Refinancing by BB responsible for surplus cash in banks
August 02, 2009 00:00:00
FE Report
A top aide to the Prime Minister Saturday said lax reserve requirements for the Islamic banking and the central bank's refinancing programmes are largely responsible for surplus cash in the banking system.
The Bangladesh Bank has slashed statuary liquidity rate (SLR) for Islamic banks operating in Bangladesh to 10 per cent, while the same is 18 per cent for other banks.
Dr Mashiur Rahman, finance adviser to the Prime Minister, said it has remained unclear why the Bangladesh Bank is further injecting money into the banking sector through its refinancing facility, despite the fact the country's banking sector is saddled with almost US$ 4.0 billion in excess liquidity.
"The cause of excess liquidity in the banking system needs to be investigated," Dr Rahman said.
"The central bank is buying dollars on the one hand and refinancing banks on the other. The whole process remains unclear," he added.
As of April 2009, excess liquidity stood at Tk 277 billion, up from Tk 129 billion in June last year, according to data available from the central bank.
The Bangladesh Bank said it can extract as much as Tk 24 billion from the banking system by increasing the SLR by 0.5 per cent.
Economists warn that surplus cash in the banking system poses threat to the economy as it may lead to politically-directed lending.
Dr Rahman said banks following the Shariah law can take interest and invest that income in welfare programmes for the poor.
"The Islamic Development Bank keeps deposits in the western banks.
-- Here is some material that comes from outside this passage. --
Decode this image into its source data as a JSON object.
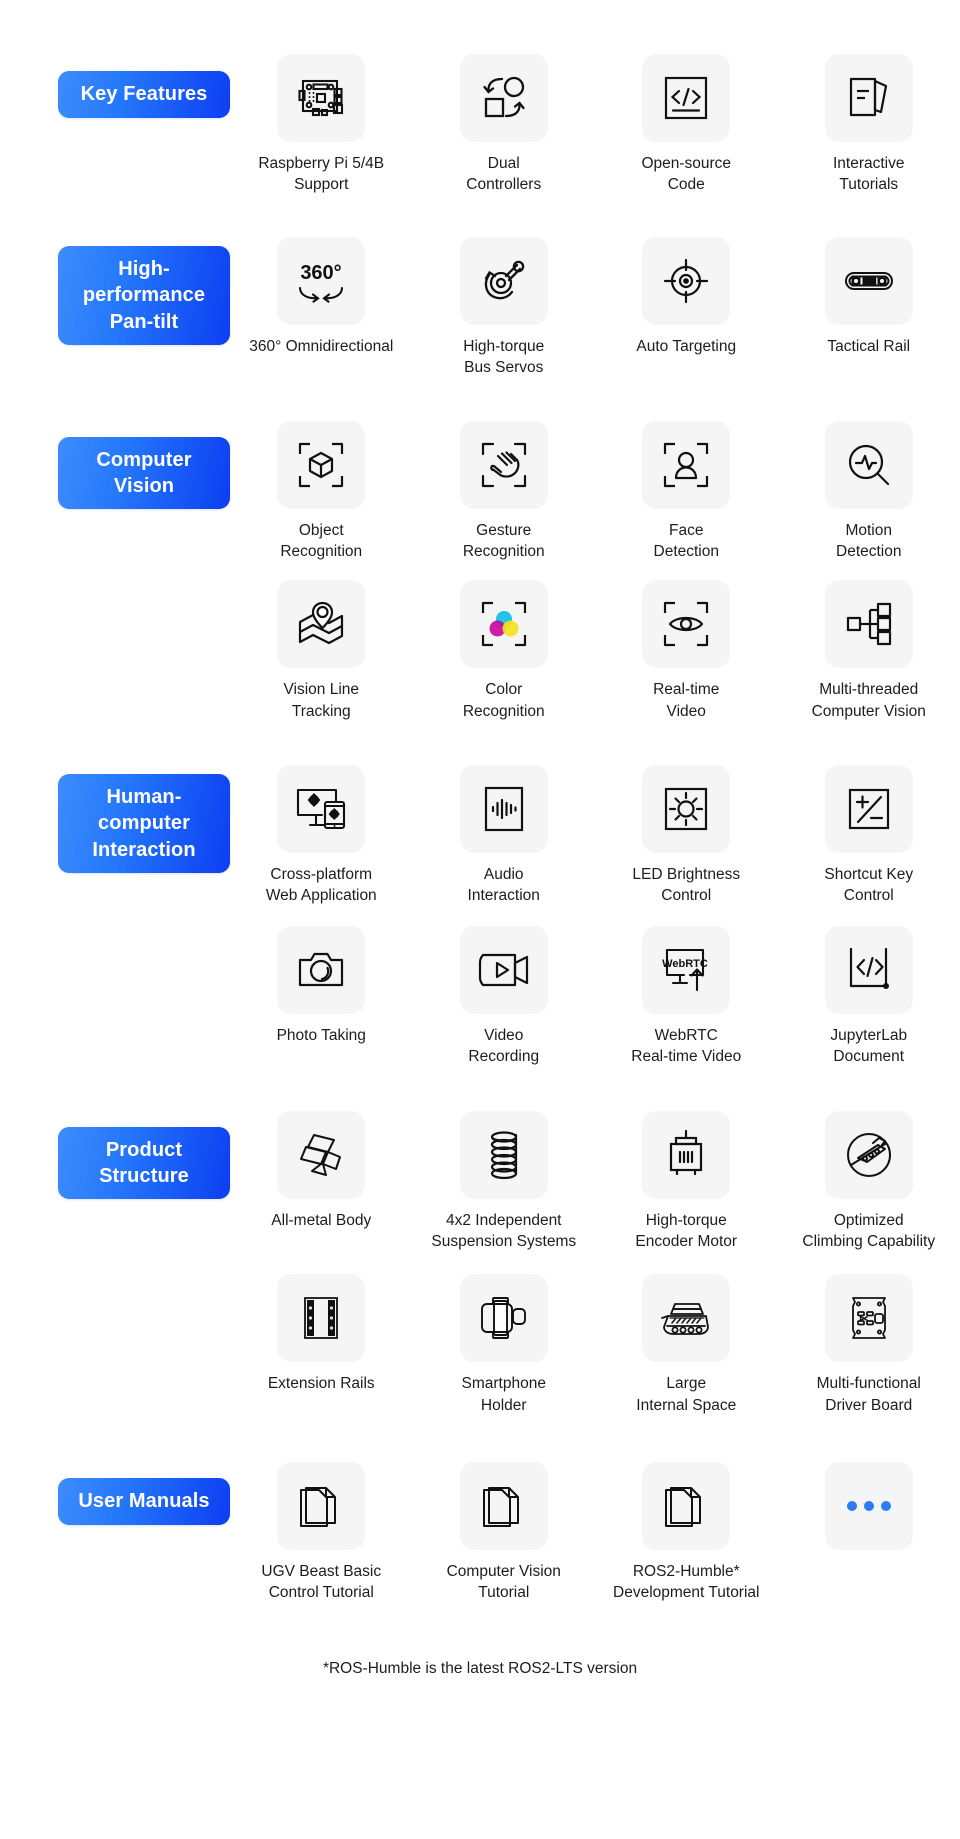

And its interest income is spent on waqf and other welfare programmes across the world," he told a discussion meeting in the city, organised by the Economic Reporters' Forum (ERF).
The head of private research group D.Net, Ananya Raihan, warned that excess liquidity could lead to unscrupulous lending which might further deteriorate through political lending.
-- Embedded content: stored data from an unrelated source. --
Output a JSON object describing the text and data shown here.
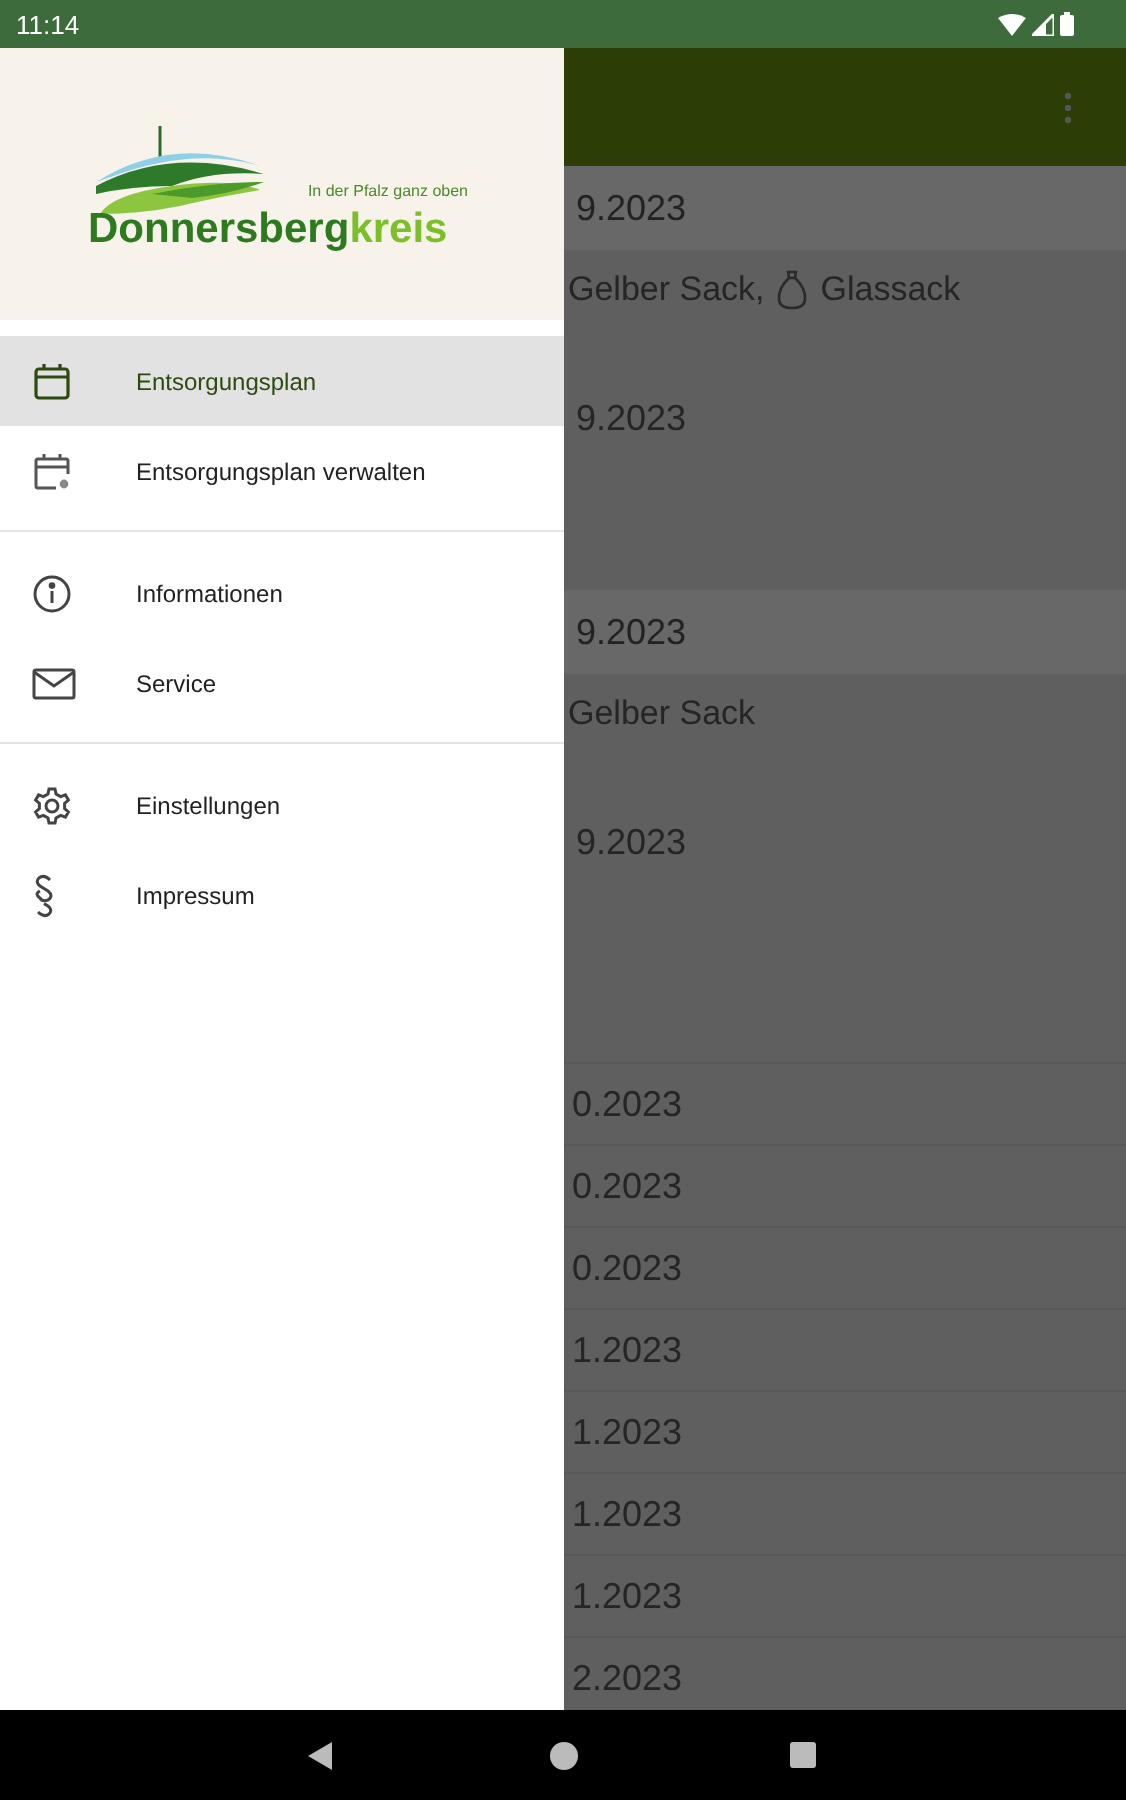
{
  "status_bar": {
    "time": "11:14"
  },
  "drawer": {
    "logo": {
      "tagline": "In der Pfalz ganz oben",
      "name_main": "Donnersberg",
      "name_accent": "kreis"
    },
    "sections": [
      {
        "items": [
          {
            "label": "Entsorgungsplan",
            "selected": true
          },
          {
            "label": "Entsorgungsplan verwalten",
            "selected": false
          }
        ]
      },
      {
        "items": [
          {
            "label": "Informationen",
            "selected": false
          },
          {
            "label": "Service",
            "selected": false
          }
        ]
      },
      {
        "items": [
          {
            "label": "Einstellungen",
            "selected": false
          },
          {
            "label": "Impressum",
            "selected": false
          }
        ]
      }
    ]
  },
  "background_list": {
    "groups": [
      {
        "header": "9.2023",
        "lines": [
          {
            "kind": "waste",
            "text": "Gelber Sack,",
            "extra": "Glassack"
          },
          {
            "kind": "date",
            "text": "9.2023"
          }
        ]
      },
      {
        "header": "9.2023",
        "lines": [
          {
            "kind": "waste",
            "text": "Gelber Sack"
          },
          {
            "kind": "date",
            "text": "9.2023"
          }
        ]
      }
    ],
    "rows": [
      "0.2023",
      "0.2023",
      "0.2023",
      "1.2023",
      "1.2023",
      "1.2023",
      "1.2023",
      "2.2023"
    ]
  }
}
"Such a sluggish growth in credit market is creating pressure on the country's scheduled banks' health," Mr Raihan said.
While banks are paying interest on deposits, they fail to earn from lending, he said.
The finance adviser said Bangladesh escaped the first round of shocks from the global recession as its economy was not closely linked to the global economy.
But he warned that the economy would be hurt if the recession deepened and was prolonged.
To offset the impact of global crisis, Dr Rahman noted, his government's main strategy is to stimulate domestic demand and create jobs.
But the government also announced stimulus package for the export sectors so that exporters did not lose markets abroad.
The adviser said subsidies to the apparel sector would benefit importing nations.
He, however, noted that the government would consider support for readymade garment exporters, given the higher production cost and price pressure.
The finance adviser said a bold and prudent step is needed to develop the country's coal mines including the controversial Phulbari project to boost power generation.
Bank loans with zero per cent interest rates would not help Bangladesh attract private investments unless it boosted power generation, he added.
President of Foreign Investors' Chamber of Commerce and Industry Waliur Rahman Bhuiyan said domestic impediments, like energy and electricity shortage, are responsible for lower private investments in Bangladesh.
The FICCI chief said Bangladesh should not expect much from foreign investors as they are "very cautious" about investments, hurt by the global crisis.
Mr Bhuiyan said the government should not invest much, rather it should help and encourage private investors to invest massively. "State firms have played a big role in draining the economy."
Chairman of Multimode Group Abdul Awal Mintoo, Managing Director of NCC Bank Ltd Nurul Amin and President of Bangladesh Economic Association Kazi Kholiquzzam Ahmed, among others, addressed the discussion meeting on the state of the economy.
ERF President Nazmul Ahsan and General Secretary Sajjad Alam Khan also spoke at the meeting.